Our discussion leaders this week asked about other options besides precision and recall to measure the effectiveness of a digital library. A digital library can be a more interactive experience than the simple measurements of precision and recall imply. The give and take of research online happens in a flowing manner with multiple questions being asked and multiple answers provided not necessarily in a straight, linear fashion.
Chapter four of the Reeves reading opened with five areas of usability: 1) ease of learning, 2) high speed of user task performance, 3) low user error rate, 4) user satisfaction & 5) user retention. Without a system that is easy to understand which provides a satisfactory experience users will not be sticking around to determine the success or failure of precision and recall. One of the simplest ways to know if a DL is performing well is to look at user retention: Are the number of users growing? Are they staying on the site longer? What areas of the site are being used the most?

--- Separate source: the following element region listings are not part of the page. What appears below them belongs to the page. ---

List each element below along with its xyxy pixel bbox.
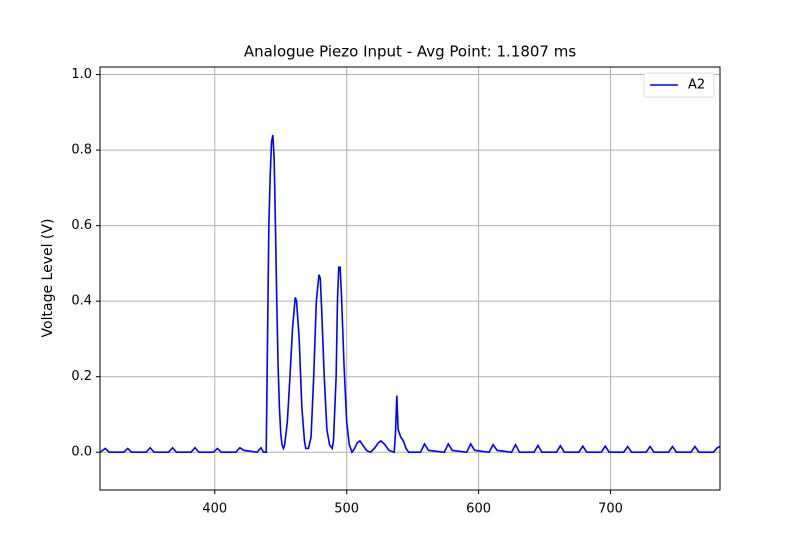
x-tick-label: 600: [466, 502, 491, 517]
x-tick-label: 500: [334, 502, 359, 517]
legend-label: A2: [688, 78, 705, 93]
y-tick-label: 1.0: [71, 67, 92, 82]
x-tick-label: 400: [202, 502, 227, 517]
y-tick-label: 0.8: [71, 143, 92, 158]
y-tick-label: 0.2: [71, 369, 92, 384]
y-tick-label: 0.0: [71, 445, 92, 460]
chart-title: Analogue Piezo Input - Avg Point: 1.1807…: [244, 43, 577, 61]
x-tick-label: 700: [598, 502, 623, 517]
legend-box: [643, 72, 715, 98]
data-line: [100, 134, 720, 454]
y-axis-label: Voltage Level (V): [40, 219, 56, 338]
y-tick-label: 0.4: [71, 294, 92, 309]
y-tick-label: 0.6: [71, 218, 92, 233]
axes-frame: [99, 66, 721, 491]
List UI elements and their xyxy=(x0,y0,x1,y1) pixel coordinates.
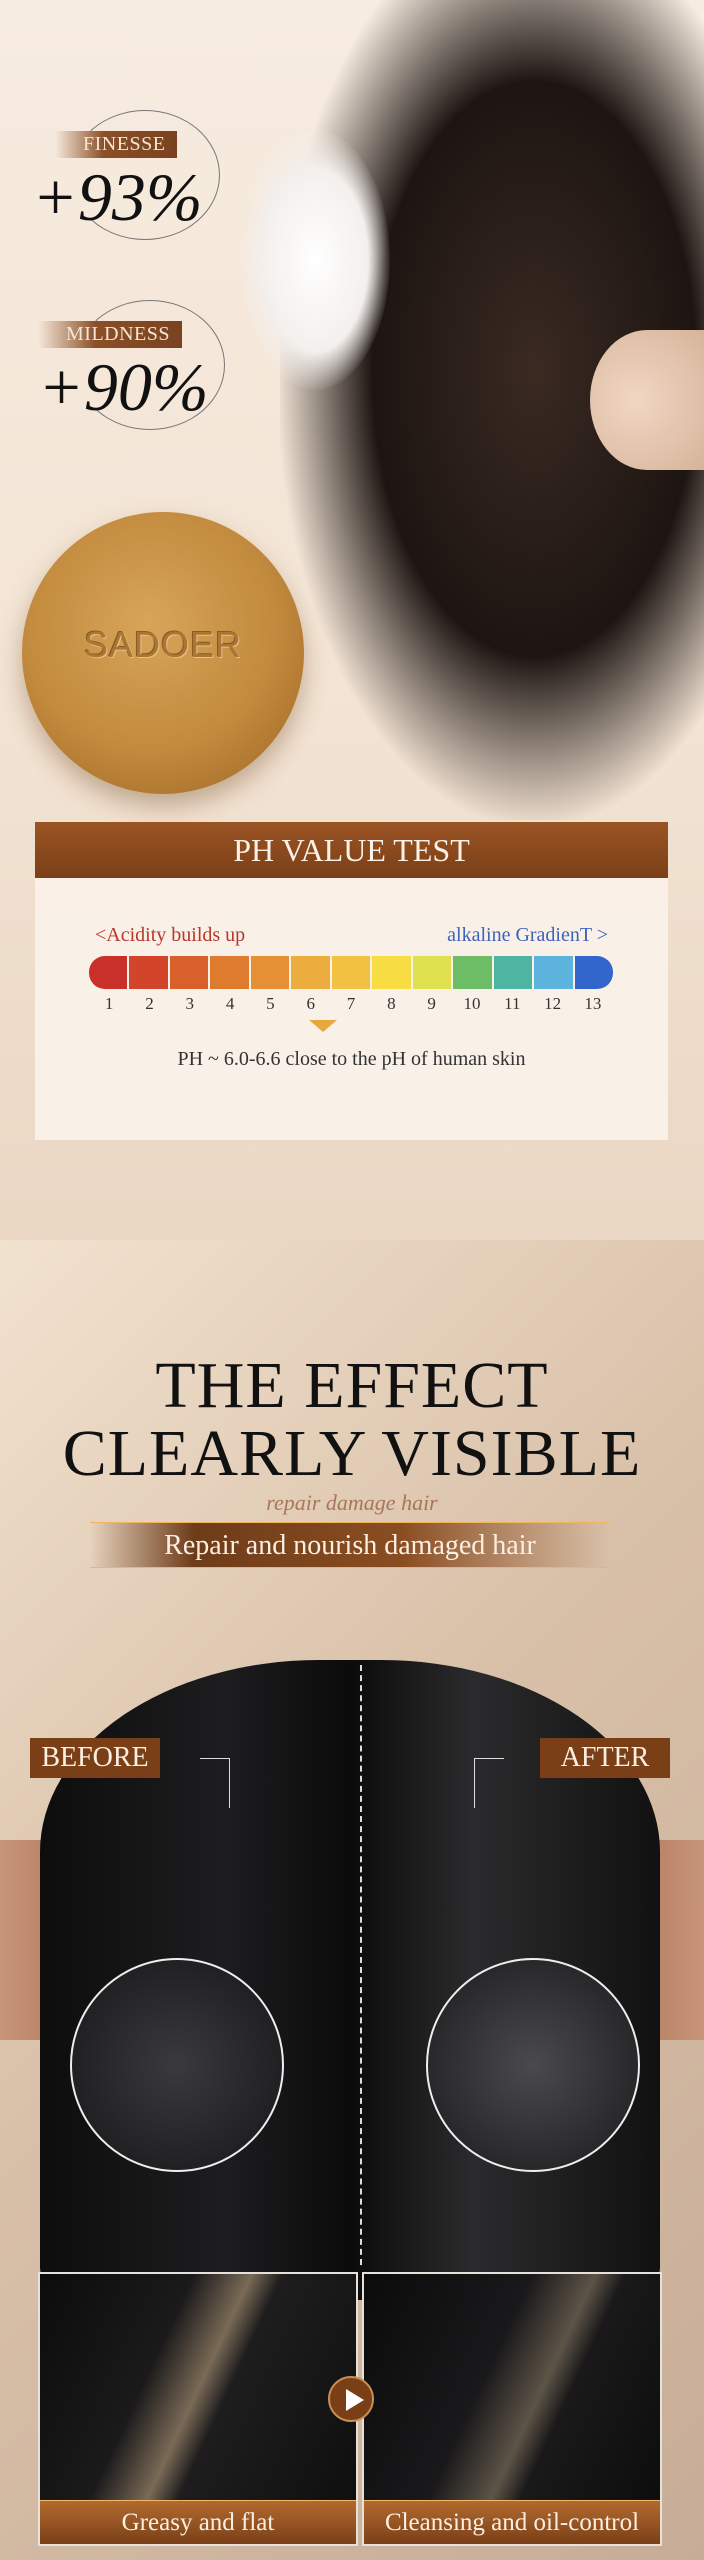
after-caption: Cleansing and oil-control xyxy=(364,2500,660,2544)
callout-line xyxy=(200,1758,230,1808)
arrow-arc-icon xyxy=(70,110,220,240)
subtitle-banner: Repair and nourish damaged hair xyxy=(90,1522,610,1568)
divider-dashed-line xyxy=(360,1665,362,2265)
acid-label: <Acidity builds up xyxy=(95,924,246,946)
stat-label: MILDNESS xyxy=(38,321,183,348)
ph-segment-13 xyxy=(574,956,614,989)
ph-number: 10 xyxy=(463,994,481,1013)
ph-test-panel: PH VALUE TEST <Acidity builds up alkalin… xyxy=(35,822,668,1140)
ph-title: PH VALUE TEST xyxy=(35,822,668,878)
ph-segment-6 xyxy=(291,956,330,989)
stat-value: +90% xyxy=(38,349,209,425)
before-scalp-photo: Greasy and flat xyxy=(38,2272,358,2546)
ph-number: 11 xyxy=(504,994,521,1013)
ph-number: 12 xyxy=(544,994,562,1013)
watermark-script: repair damage hair xyxy=(266,1490,438,1515)
play-arrow-icon xyxy=(328,2376,374,2422)
alkaline-label: alkaline GradienT > xyxy=(447,924,608,946)
ph-scale-numbers: 1 2 3 4 5 6 7 8 9 10 11 12 13 xyxy=(89,994,613,1014)
ph-number: 7 xyxy=(346,994,356,1013)
after-zoom-circle xyxy=(426,1958,640,2172)
ph-number: 4 xyxy=(225,994,235,1013)
shampoo-foam xyxy=(240,130,390,390)
before-zoom-circle xyxy=(70,1958,284,2172)
ph-number: 2 xyxy=(145,994,154,1013)
ph-segment-7 xyxy=(331,956,371,989)
ph-segment-1 xyxy=(89,956,128,989)
ph-note: PH ~ 6.0-6.6 close to the pH of human sk… xyxy=(177,1048,526,1070)
ph-color-scale xyxy=(89,956,614,989)
ph-number: 5 xyxy=(266,994,275,1013)
ph-segment-9 xyxy=(412,956,452,989)
ph-number: 13 xyxy=(584,994,602,1013)
effect-title-line2: CLEARLY VISIBLE xyxy=(62,1417,642,1490)
ph-segment-10 xyxy=(453,956,492,989)
effect-title-line1: THE EFFECT xyxy=(155,1349,549,1422)
ph-segment-8 xyxy=(372,956,411,989)
ph-number: 9 xyxy=(427,994,436,1013)
callout-line xyxy=(474,1758,504,1808)
ph-number: 6 xyxy=(306,994,315,1013)
brand-logo: SADOER xyxy=(83,624,243,665)
ph-segment-4 xyxy=(210,956,249,989)
ph-number: 3 xyxy=(185,994,195,1013)
ph-number: 1 xyxy=(104,994,114,1013)
ph-segment-2 xyxy=(129,956,168,989)
stat-label: FINESSE xyxy=(55,131,178,158)
ph-segment-3 xyxy=(169,956,209,989)
after-scalp-photo: Cleansing and oil-control xyxy=(362,2272,662,2546)
arrow-arc-icon xyxy=(75,300,225,430)
ph-number: 8 xyxy=(387,994,396,1013)
ph-segment-12 xyxy=(534,956,573,989)
stat-value: +93% xyxy=(32,159,203,235)
soap-bar-image: SADOER xyxy=(22,512,304,794)
model-ear xyxy=(590,330,704,470)
ph-marker-triangle-icon xyxy=(308,1020,337,1032)
before-label: BEFORE xyxy=(30,1738,160,1778)
before-caption: Greasy and flat xyxy=(40,2500,356,2544)
ph-segment-5 xyxy=(250,956,290,989)
ph-segment-11 xyxy=(493,956,533,989)
after-label: AFTER xyxy=(540,1738,670,1778)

While measurements of user interaction can be determined by data collected on the website I think E&A for digital libraries needs to include user feedback in their own words. This is not just about surveys but about observation of users in real time. The discussions of usability labs and videotaping users as they searched the digital library were very interesting. This goes back to the idea of the flowing manner of research online. In real time users can express why they are using the site in particular ways, if the website layout was intuitive, if they were in need of services that did not exist, ect.
While I doubt a majority of libraries can afford to hire out a lab to test their digital libraries I still believe this type of evaluation can be performed on a smaller scale. Even spending a half an hour watching an individual interact with a site could provide useful feedback. It gives a chance for feedback of more depth than which a plain survey cannot always provide.